Abenduko izarrak

domingo, 31 de mayo de 2015

¿Y a Dios quién lo creó?: Joxe Arregi

Hace poco todavía, padres y educadores enseñaban a los niños que “el mundo ha sido creado por Dios”. Sucedía a menudo que un niño o una niña preguntaba entonces: “¿Y a Dios quién lo creó?”. “A Dios no lo ha creado nadie -respondía el adulto -. Dios es eterno”. Es posible que el niño quedara entonces callado, pero ¿quedaba satisfecho el interés de su pregunta? Seguro que no. Apostaría que tampoco el adulto quedaba tranquilo con lo dicho, por mucha seguridad que fingiera, escribe Joxe Arregi en DEIA.


Con un poco más de malicia, el niño o la niña hubiera podido seguir interrogando: “Si existe un Dios no creado por nadie, ¿por qué no podría existir un mundo no creado por nadie? ¿Por qué no podría existir un mundo infinito y eterno, como Dios?”. Ahí el adulto se las vería y desearía para responder. Los niños carecen de respuestas a sus numerosas preguntas, pero si nuestras respuestas no les valen, es que tampoco nos valen a nosotros.

Seamos honestos con el niño que somos, y con las preguntas que llevamos, más sabias que las respuestas que fabricamos tan afanosamente. Preguntemos, como los niños: “¿Quién creó al Dios creador?”. No es una cuestión tan insensata como puede parecer. Hoy conocemos justamente la respuesta, si bien esta no resuelve el enigma de la Realidad, sino que más bien lo ahonda. Sí, sabemos con bastante exactitud cuándo nacieron los dioses en plural (politeísmo) y Dios en singular (monosteísmo). Y sabemos quién los hizo.

Los primeros panteones divinos fueron imaginados y esculpidos, descritos y venerados en Mesopotamia (actual Irak) hace 5.000 años. Y la figura del Dios único fue concebida y adorada en Persia (actual Irán) hace 3.000 años por el admirable profeta, filósofo y maestro ético Zoroastro (con perdón de Akenatón, 500 años antes). Se llamaba Ahura Mazda, el Señor Sabio, y con ese nombre es adorado hoy todavía, y el fuego es su imagen.



Quinientos años más tarde, una divinidad particular hebrea llamada Yahveh revistió -Dios también evoluciona- esa figura de divinidad única que hemos heredado los cristianos y también los musulmanes: un Dios creador que elige y rechaza, que se revela y oculta, que perdona y castiga, que salva en el cielo y condena al infierno. Esa es en 10 líneas la historia del “dios creado” en los últimos cinco mil años.

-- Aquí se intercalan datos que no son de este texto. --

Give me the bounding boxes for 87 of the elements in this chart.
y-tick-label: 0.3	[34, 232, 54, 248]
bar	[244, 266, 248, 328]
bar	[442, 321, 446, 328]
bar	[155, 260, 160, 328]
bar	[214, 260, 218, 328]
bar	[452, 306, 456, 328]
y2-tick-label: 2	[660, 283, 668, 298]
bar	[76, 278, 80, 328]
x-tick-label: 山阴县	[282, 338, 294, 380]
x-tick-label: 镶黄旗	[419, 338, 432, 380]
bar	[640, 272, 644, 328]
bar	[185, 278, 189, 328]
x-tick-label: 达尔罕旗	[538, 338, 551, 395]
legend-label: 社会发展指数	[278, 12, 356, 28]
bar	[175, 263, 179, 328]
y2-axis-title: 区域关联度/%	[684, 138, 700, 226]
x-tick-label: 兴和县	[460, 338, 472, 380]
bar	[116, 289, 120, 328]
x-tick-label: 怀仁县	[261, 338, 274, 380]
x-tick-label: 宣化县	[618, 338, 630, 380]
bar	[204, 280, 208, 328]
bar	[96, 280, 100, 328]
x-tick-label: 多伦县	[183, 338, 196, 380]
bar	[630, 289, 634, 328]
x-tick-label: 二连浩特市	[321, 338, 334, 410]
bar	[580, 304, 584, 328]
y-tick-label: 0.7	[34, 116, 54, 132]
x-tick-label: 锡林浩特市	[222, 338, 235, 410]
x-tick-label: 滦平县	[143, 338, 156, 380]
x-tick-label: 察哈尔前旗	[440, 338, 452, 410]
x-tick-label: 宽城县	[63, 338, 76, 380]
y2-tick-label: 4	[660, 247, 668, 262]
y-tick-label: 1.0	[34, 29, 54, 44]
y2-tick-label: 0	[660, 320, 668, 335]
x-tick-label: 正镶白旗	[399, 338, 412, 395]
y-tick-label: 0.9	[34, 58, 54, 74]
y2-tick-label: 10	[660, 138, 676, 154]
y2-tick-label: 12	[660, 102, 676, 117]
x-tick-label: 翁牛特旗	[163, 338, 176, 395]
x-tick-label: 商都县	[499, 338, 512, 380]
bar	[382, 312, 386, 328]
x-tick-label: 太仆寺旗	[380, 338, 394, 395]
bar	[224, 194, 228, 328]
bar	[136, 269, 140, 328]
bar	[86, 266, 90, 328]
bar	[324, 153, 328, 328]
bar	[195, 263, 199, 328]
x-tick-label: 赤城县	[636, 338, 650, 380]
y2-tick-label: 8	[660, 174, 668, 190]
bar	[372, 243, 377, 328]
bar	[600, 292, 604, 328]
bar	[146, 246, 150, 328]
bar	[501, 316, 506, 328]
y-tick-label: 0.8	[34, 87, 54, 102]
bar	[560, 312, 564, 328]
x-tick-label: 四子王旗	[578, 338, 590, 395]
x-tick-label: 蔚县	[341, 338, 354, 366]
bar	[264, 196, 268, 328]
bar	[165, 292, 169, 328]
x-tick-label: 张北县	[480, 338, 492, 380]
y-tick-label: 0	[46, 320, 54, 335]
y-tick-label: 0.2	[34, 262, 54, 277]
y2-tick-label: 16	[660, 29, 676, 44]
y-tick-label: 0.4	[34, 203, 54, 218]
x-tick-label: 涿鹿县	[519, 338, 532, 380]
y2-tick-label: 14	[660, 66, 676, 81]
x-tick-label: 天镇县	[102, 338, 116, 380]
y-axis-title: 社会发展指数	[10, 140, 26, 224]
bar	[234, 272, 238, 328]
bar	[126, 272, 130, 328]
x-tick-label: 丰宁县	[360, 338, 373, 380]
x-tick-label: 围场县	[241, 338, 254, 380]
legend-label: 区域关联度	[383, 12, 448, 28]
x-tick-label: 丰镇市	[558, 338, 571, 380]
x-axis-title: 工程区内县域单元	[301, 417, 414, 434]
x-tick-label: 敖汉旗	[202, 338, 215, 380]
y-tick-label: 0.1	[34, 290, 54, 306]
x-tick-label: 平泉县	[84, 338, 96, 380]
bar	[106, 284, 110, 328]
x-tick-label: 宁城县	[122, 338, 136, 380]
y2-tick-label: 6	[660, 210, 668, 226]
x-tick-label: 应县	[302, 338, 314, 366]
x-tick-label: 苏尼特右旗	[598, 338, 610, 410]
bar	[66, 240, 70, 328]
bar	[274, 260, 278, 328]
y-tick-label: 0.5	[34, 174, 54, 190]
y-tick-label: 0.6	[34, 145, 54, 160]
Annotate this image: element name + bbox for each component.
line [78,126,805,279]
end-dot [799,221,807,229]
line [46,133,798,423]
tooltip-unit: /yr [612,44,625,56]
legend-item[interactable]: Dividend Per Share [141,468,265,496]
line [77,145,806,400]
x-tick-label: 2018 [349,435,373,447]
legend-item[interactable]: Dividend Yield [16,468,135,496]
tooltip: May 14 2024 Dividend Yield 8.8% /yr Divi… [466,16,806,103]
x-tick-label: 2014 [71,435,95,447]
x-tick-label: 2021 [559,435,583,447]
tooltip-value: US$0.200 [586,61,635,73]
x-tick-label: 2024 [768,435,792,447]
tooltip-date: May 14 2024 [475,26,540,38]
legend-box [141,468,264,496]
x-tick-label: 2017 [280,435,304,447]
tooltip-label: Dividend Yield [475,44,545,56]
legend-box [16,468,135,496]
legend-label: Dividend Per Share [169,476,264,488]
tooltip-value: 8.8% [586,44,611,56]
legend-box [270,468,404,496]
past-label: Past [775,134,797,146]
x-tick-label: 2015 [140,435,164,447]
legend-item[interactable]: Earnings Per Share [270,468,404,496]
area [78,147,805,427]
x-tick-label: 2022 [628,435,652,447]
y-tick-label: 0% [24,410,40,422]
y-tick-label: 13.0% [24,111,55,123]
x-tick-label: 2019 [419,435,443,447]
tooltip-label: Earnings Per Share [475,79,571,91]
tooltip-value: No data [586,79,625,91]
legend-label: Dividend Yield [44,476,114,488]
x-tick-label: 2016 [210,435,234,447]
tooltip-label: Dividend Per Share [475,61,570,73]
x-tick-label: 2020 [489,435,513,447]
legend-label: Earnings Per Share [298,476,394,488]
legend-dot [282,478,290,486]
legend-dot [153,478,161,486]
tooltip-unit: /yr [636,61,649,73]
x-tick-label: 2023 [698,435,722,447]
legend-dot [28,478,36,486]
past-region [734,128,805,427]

¿Dios creado? Sin duda. Y que nadie se escandalice, pues todos los grandes teólogos de todas las religiones así lo han enseñado durante estos milenios. Todo lo que pensamos e imaginamos como Dios no es más que dios, constructo cultural humano. Pero las preguntas no se agotan. ¿Y si Dios no fuera más que un nombre -un simple nombre común- del Misterio Innombrable?

Los niños de hoy, en cuanto empiezan a formular preguntas, aprenden que este mundo surgió del Big Bang, y me parece muy bien. Es necesario que lo sepan, pues está prácticamente demostrado, y los ecos de aquella formidable explosión -primera o enésima, eso nadie lo sabe- son todavía perceptibles. Lo que me extrañaría sería que con esa explicación, tan útil y necesaria, los niños y los jóvenes de hoy se quedaran satisfechos del todo; que con la teoría del Big Bang, tan genial y bella, se agotaran las preguntas. Cuando se agotan las preguntas se pierde el camino de la sabiduría. En cuanto a las respuestas, solo son buenas aquellas que suscitan nuevas preguntas.

Con el Big Bang no se agotan las preguntas. Por ejemplo: ¿Por qué se produjo el Big Bang que dio lugar a nuestro mundo? Pero no es esa la pregunta decisiva, y de ningún modo deberíamos buscar la respuesta en Dios. Un Dios que sirviera para responder a algún por qué será siempre creación nuestra, como las esculturas de Nippur.

No busques la respuesta. Mira el mundo. Escucha el eco del Big Bang en las galaxias y en los bosones. Escucha ese pájaro. Mira cómo crece el trigo y el pan. Mira esa pareja, la ternura creciendo en sus ojos y en sus manos. El mundo existe. La Vida existe. La belleza y la Ternura existen. He ahí Dios, el Aliento increado creándose sin cesar en todo, también en nosotros, para que la bondad sea más fuerte.